Einerseits gibt es in vielen Gebieten der Welt Staatsgebilde, die den Staat in seiner europäischen, modernen Form nie kannten und wo er sich nie auch wirklich etablieren konnte. Es ist nirgends festgeschrieben, dass der Staat diese und jene festen Funktionen haben muss. Als Historiker muss dir ja nicht sagen, dass die historische Wirklichkeit fast immer eine andere war und der moderne, vorsorgende und schützende Nationalstaat nunmal eine Erfindung der europäischen Neuzeit ist, letztlich sogar erst des 19. und 20. Jahrhunderts.
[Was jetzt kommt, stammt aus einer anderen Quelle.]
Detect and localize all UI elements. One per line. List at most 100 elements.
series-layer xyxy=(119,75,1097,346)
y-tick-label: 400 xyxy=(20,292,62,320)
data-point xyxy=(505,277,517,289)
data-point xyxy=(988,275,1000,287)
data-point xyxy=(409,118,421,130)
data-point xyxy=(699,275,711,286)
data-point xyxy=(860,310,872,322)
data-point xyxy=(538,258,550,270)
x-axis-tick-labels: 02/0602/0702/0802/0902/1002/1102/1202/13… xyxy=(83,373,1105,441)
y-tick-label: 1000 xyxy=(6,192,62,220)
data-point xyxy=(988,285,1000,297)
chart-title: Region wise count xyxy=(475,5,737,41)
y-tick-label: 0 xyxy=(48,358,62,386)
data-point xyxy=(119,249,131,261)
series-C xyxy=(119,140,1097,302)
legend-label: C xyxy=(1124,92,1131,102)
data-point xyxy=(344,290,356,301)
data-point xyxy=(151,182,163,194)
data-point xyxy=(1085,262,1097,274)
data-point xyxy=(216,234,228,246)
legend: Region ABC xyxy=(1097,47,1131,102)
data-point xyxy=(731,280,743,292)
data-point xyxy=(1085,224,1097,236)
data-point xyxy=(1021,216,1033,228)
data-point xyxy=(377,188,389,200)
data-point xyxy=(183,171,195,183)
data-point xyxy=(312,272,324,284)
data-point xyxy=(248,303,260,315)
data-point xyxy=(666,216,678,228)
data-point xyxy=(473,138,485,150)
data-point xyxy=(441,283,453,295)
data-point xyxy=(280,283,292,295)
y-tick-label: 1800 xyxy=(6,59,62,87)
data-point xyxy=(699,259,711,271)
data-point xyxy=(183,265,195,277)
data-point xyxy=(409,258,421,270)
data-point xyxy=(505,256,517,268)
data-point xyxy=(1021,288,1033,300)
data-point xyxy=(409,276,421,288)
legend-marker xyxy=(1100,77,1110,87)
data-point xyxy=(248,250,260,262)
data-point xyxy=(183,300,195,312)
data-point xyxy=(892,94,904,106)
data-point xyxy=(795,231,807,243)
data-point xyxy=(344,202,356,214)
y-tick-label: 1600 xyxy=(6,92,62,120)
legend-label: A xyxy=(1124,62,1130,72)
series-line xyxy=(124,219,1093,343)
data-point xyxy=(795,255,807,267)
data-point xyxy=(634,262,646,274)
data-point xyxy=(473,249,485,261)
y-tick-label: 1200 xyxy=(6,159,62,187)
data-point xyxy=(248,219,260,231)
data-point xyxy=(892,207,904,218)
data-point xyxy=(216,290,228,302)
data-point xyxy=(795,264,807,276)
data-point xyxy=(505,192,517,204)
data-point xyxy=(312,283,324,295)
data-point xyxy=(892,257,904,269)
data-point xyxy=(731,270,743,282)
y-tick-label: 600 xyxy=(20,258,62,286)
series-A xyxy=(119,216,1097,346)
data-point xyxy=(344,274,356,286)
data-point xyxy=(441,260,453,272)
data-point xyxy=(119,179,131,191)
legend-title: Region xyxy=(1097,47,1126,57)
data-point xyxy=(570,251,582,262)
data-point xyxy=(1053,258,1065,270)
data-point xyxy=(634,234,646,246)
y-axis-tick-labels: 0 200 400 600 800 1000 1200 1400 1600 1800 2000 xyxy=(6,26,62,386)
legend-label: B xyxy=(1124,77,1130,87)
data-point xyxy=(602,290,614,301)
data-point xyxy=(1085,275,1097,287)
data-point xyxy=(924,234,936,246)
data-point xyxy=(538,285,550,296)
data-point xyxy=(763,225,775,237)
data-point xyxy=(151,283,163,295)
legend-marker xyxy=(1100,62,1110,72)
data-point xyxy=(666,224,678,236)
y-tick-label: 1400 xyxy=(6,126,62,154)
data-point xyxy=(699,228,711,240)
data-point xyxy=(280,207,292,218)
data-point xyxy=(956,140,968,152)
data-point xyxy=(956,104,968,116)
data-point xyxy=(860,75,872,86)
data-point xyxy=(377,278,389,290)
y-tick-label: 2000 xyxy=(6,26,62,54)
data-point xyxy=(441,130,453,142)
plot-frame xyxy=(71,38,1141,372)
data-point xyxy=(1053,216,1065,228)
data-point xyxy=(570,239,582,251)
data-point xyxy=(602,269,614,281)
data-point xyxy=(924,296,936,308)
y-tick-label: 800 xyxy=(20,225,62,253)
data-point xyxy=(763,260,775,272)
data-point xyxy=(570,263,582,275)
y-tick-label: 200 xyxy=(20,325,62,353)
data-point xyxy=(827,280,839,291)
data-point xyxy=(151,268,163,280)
Ich sag nur: Staatlichkeit als moderne Ideologie.
Der Staat und das politische System ist sowohl in den nationalen Gesellschaften wie global dabei, Einfluss zu verlieren. Ob du das nun auf die funktionelle Differenzierung unserer Gesellschaften, den Primat der Wirtschaft, die wachsenden Interdependenzen zwischen den Staaten oder einfach nur darauf zurückführst, dass alles komplexer geworden ist und daher die staatlichen Steuerungsfunktionen schwächer werden, ist egal. Aber letztlich ist das die grundierende Ursache und nicht nur bloße Unmotivation der politischen Eliten. Denn Demokratisierung und Mediakratie und zunehmende postmoderne Friedfertigkeit haben auch im Westen selbst in den politischen Systemen ihre nicht zu unterschätzenden Nachwirkungen. Der CNN-Effekt ist genauso eine beinharte reale politische Limitierung wie die Bürokratisierung (die nun wirklich heute nicht mehr das zentrale Problem ist) oder die diversen Wirtschaftsinteressen.
Die Privatisierung von Konflikten sieht man überall auf der Welt. Dass das auch die relativ noch gut funktionierenden Staaten trifft und da auch private Akteure Geld verdienen, ist für mich ne klare evolutionäre Entwicklung, die man nicht umgehen kann.
Daher sehe ich es inzwischen auch so, dass die PMFs eine logische und kaum mehr verhinderbare Einrichtungen sind. Allerdings kann man da nicht einfach den Nationalstaat dafür pauschal verantwortlich machen, da liegen andere, tiefere Gründe dem zugrunde. Denn Nationalstaaten verlieren einfach an Regulierungs- und Steuerungspotential.
Aber: Sie haben es eben noch nicht ganz verloren und daher könnte man durchaus mehr und öfter auch bei den Sicherheitsfirmen ansetzen, als man es bisher schon getan hat. Du weißt ja besser als ich, dass Firmen wie Exective Outcomes oder Sandline ja nicht mehr existieren.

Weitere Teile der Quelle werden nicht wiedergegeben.